Date of Conferral
Date of Award
Estimation via least squares is a mature area of statistics, but a phenomenon that occurs under certain conditions has escaped attention for hundreds of years, and is the focus of this dissertation. This new discovery demonstrates, both graphically and mathematically, the fact that certain conditions cause data points to have no influence on predictions made using ordinary least squares models. Least squares predictions are widely used in many disciplines to make decisions or to determine what may happen in the future. The loss of data when predicting y -values in a linear model is a loss of information, and such a prediction may be suboptimal in comparison to some other prediction technique that uses all the y -data points in its calculation. Since noncontributory data can be identified before the dependent variable data is even collected, this research can be used as a tool to help statisticians structure their input data more efficiently and analyze existing data with better understanding.
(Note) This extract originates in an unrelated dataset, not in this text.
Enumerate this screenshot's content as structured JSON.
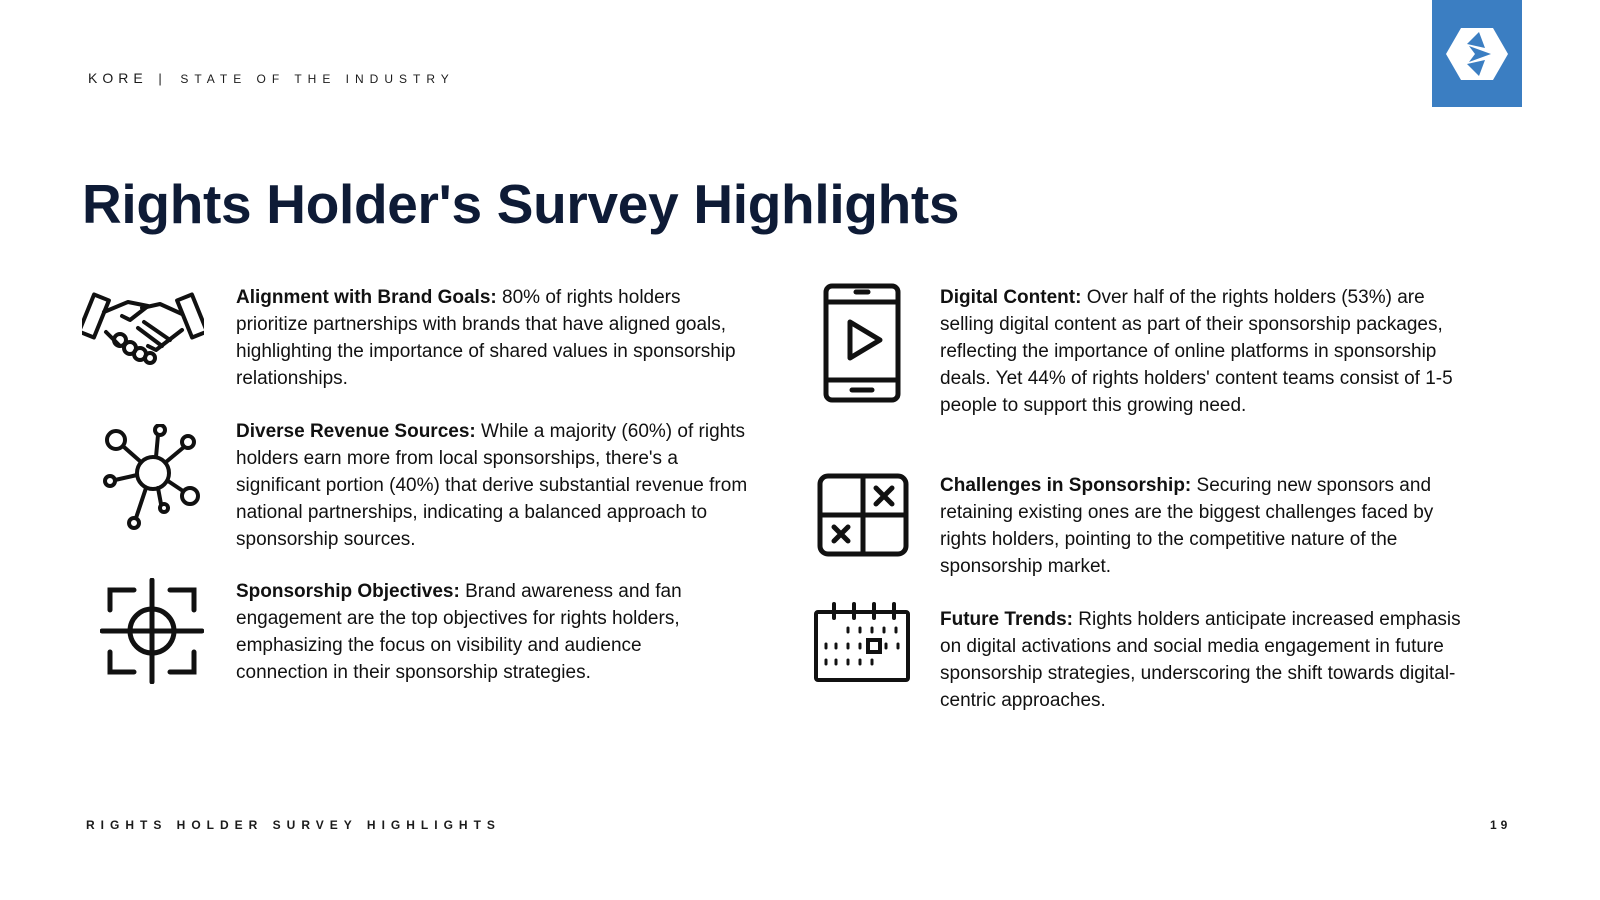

In this dissertation, the mathematical relationships between predictions and data points that are independent of those predictions have been developed and proven for least squares straight-line models, general polynomial models, and general univariate models that are linear in the unknown coefficients. The effect of noncontributory data were analyzed and shown graphically via numerous examples and mathematically in the general form. The important concept of data wells was introduced, defined, and examined to demonstrate the far reaching effect of this new discovery on least squares estimation. Data wells show that the phenomenon of noncontributory data is a continuous rather than a discrete phenomenon, a fact that extends the impact of this discovery dramatically. Finally, recommendations were made regarding future research in least squares sensitivity analysis, including work that will ultimately find a remedy for the phenomenon discussed in this dissertation.
This dissertation provides a foundation for future work in sensitivity analysis, and will help researchers better understand their data both before and after collection. Future research in this area should ultimately result in better predictions, and will have the effect of saving researchers both time and money in their work.